Em um longo, bem escrito e percuciente voto, o qual pode (e deve!) ser lido na íntegra aqui, o relator do processo, Ministro Marco Aurélio, decidiu pela procedência da ação, entendendo que o monopólio estatal dos Correios "viola os princípios da livre iniciativa, da liberdade no exercício de qualquer trabalho, da livre concorrência e do livre exercício de qualquer atividade econômica"[1].
No entanto, todos os demais Ministros discordaram. Ao final, prevaleceu a tese do Ministro comunista[2] Eros Grau. Sem conseguir rebater os irrefutáveis argumentos de Marco Aurélio, Eros Grau saiu pela tangente e começou seu voto assim:
Acabamos de ouvir um longo voto, muito bonito desde o seu primeiro momento, quando o Ministro relator começou fazendo uma exposição sobre a interpretação, o círculo hermenêutico, a pré-compreensão, temas que entendo fascinantes. Mas vou pedir vênia para divergir. Diria, inicialmente, que toda a exposição atinente à atividade econômica em sentido estrito perde o sentido porque o serviço postal é serviço público.
Mais adiante, repetiu o falso argumento:
 O serviço postal não consubstancia atividade econômica em sentido estrito, a ser explorada por empresa privada. Por isso é que a argumentação em torno da livre iniciativa e da livre concorrência acaba caindo no vazio, perde o sentido.
Como a refutação do longo e bem articulado voto do Ministro Marco Aurélio era impossível, em seu curto e insosso voto Eros Grau apelou para frases de efeito como "a realidade social é o presente; o presente é vida; e vida é movimento". E ainda achou espaço para incluir no seu voto a seguinte pérola:
No Brasil, hoje, aqui e agora — vigente uma Constituição que diz quais são os fundamentos do Brasil e, no artigo 3º, define os objetivos do Brasil [porque quando o artigo 3º fala da República Federativa do Brasil, está dizendo que ao Brasil incumbe construir uma sociedade livre, justa e solidária] — vigentes os artigos 1º e 3º da Constituição, exige-se, muito ao contrário do que propõe o voto do Ministro relator, um Estado forte, vigoroso, capaz de assegurar a todos existência digna. A proposta de substituição do Estado pela sociedade civil, vale dizer, pelo mercado, é incompatível com a Constituição do Brasil e certamente não nos conduzirá a um bom destino.

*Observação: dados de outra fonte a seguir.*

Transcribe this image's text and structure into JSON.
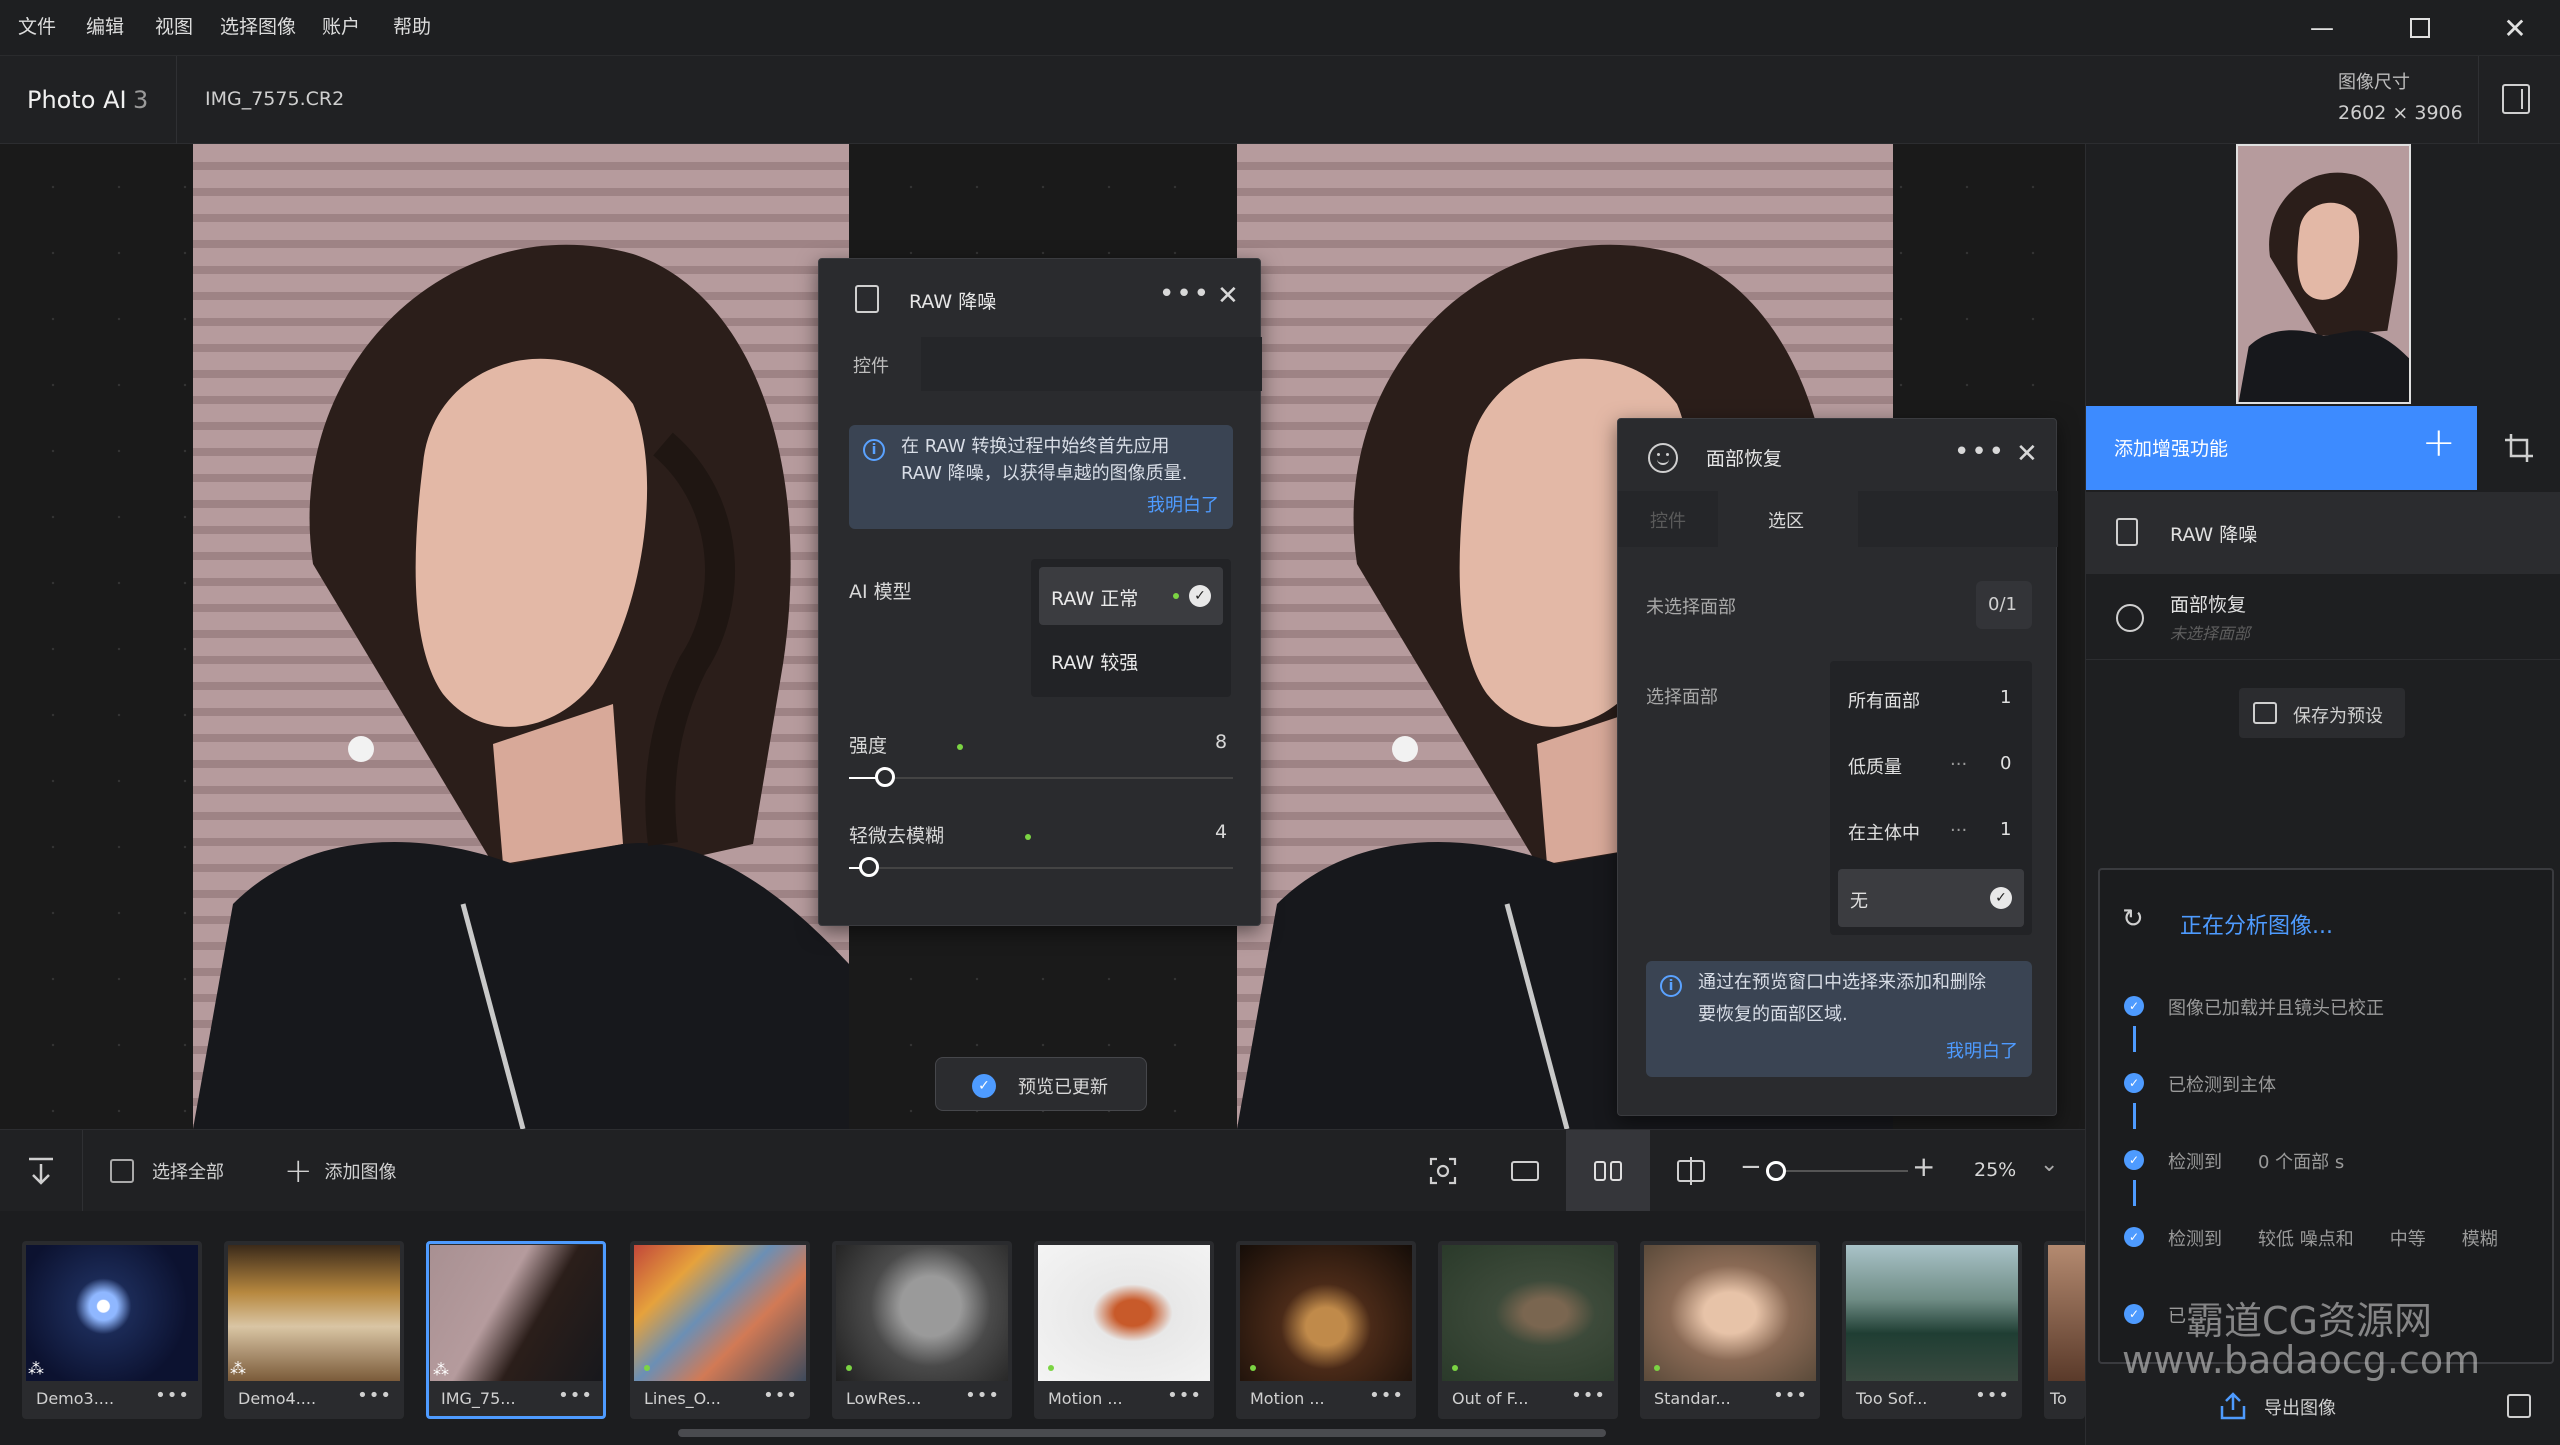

O Ministro Joaquim Barbosa acompanhou a tese do comunista Eros Grau e também se achou no direito de proferir sua pérola, ao afirmar o seguinte:
Uma análise pormenorizada do que consubstanciaria o serviço postal conduz inafastavelmente à constatação de que o interesse primordial em jogo é o interesse geral de toda a coletividade. É do interesse da sociedade que, em todo e qualquer município da Federação, seja possível enviar/receber cartas pessoais, documentos e demais objetos elencados na legislação, com segurança, eficiência, continuidade e tarifas módicas. Não é mera faculdade do Poder Público colocar esse serviço à disposição da sociedade, e muito menos deixar sua completa execução aos humores do mercado, informado por interesses privados e econômicos.
Viram só? O Ministro Joaquim Barbosa acha que a melhor forma de assegurar serviços postais seguros, eficientes, contínuos e baratos para todos é entregar esses serviços a uma estatal monopolista. Se eu fosse um Ministro presente naquela sessão de julgamento, eu o interpelaria sem titubear: "Ministro Joaquim, vamos estatizar toda a economia, a fim de que em todas as áreas do mercado tenhamos empresas estatais oferecendo bens e serviços de forma eficiente, segura, contínua e barata?" O perigo era ele não entender que eu estava sendo irônico e responder: "Vamos!"
O Ministro Carlos Ayres Britto, outro conhecido por proferir pérolas nas sessões de julgamento do STF[3], também votou pela manutenção do monopólio estatal dos Correios. Ele disse que os Correios precisam ser monopolistas para "favorecer a comunicação privada entre pessoas, a integração nacional e o sigilo da correspondência". Mais um que acredita que estatais monopolistas são melhores prestadoras de serviços e fornecedoras de bens do que empresas privadas atuando em regime de livre competição.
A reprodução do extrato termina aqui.